During the Cambridge years a chance viewing of one of Man Ray’s solarised photographs lead to experiments with this technique and others including rayographs and multiples exposures. Remarkable images were created, by both Helen and Lettice Ramsey. Helen produced an outstanding series of pictures of mother and daughter, Hilda and Mary Spencer Watson who performed exotic dance tableaux in Purbeck. She also took portraits of the artist, Paul Nash and a solarised photograph of his friend, the surrealist artist, Eileen Agar, became one of her most iconic images.

Hilda and Mary Spencer Watson performance c 1932
Hilda and Mary Spencer Watson performance c 1932 (Helen Muspratt)
‘David Brynley, solarised portrait c1933 (Helen Muspratt)
David Brynley, solarised portrait c1933 (Helen Muspratt)

DOCUMENTARY

At Cambridge, Helen became increasingly interested in left wing politics and in 1936 undertook a six-week tour of the Soviet Union.

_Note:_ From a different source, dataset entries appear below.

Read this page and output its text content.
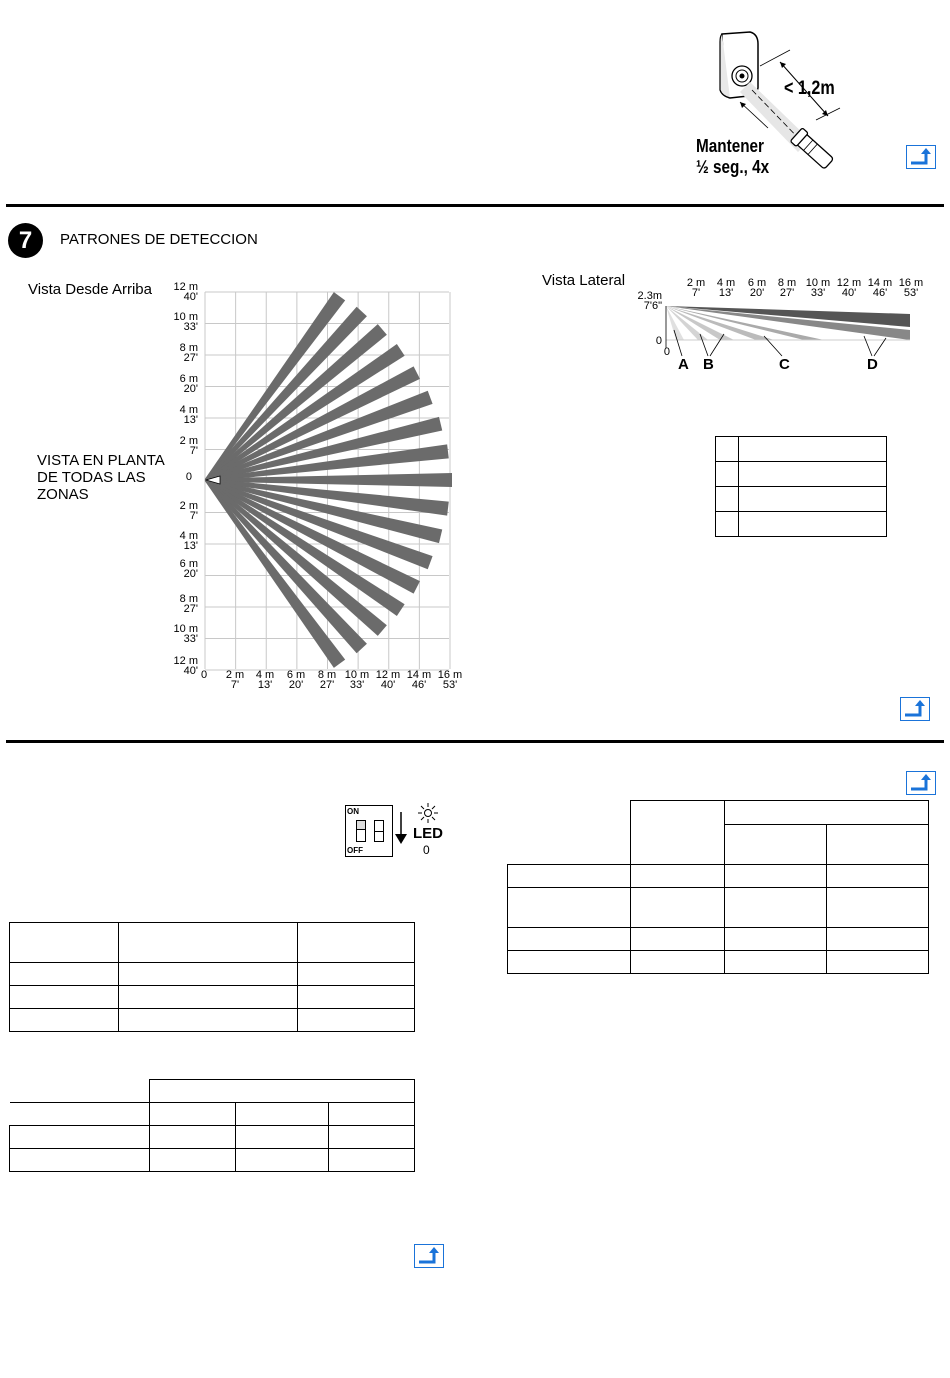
< 1,2m
Mantener
½ seg., 4x
7	PATRONES DE DETECCION
Vista Desde Arriba
VISTA EN PLANTA
DE TODAS LAS
ZONAS
12 m
40'
10 m
33'
8 m
27'
6 m
20'
4 m
13'
2 m
7'
0
2 m
7'
4 m
13'
6 m
20'
8 m
27'
10 m
33'
12 m
40' 0	2 m
7'
4 m
13'
6 m
20'
8 m
27'
10 m
33'
12 m
40'
14 m
46'
16 m
53'
Vista Lateral	2 m
7'
4 m
13'
6 m
20'
8 m
27'
10 m
33'
12 m
40'
14 m
46'
16 m
53'
2.3m
7'6"
0
0
A B	C	D

ON
OFF
LED
0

The photographs were turned into film slides, which Helen showed at countless meetings around the country, especially during the war when the Russians were our allies. A similar visit to the mining valleys of South Wales followed and it looked as though she might have made a career as a documentary photographer.

Unemployed S Wales miners 1937 (Helen Muspratt)
Unemployed S Wales miners 1937 (Helen Muspratt)
‘Kharkov Market 1936 (Helen Muspratt)
Kharkov Market 1936 (Helen Muspratt)

PORTRAITURE

Pressures of work and family life left little time for experimentation and documentary work but Helen became established in Oxford as a remarkable portrait photographer. Many of her subjects were from the university and became well known in later life. They included Lord Beveridge, Dorothy Hodgkin, Lady Betjeman, Alistaire Cooke, Magnus Magnusson and many others. She continued to express her visual talent with enduring portraits, always carefully considered, posed and lit.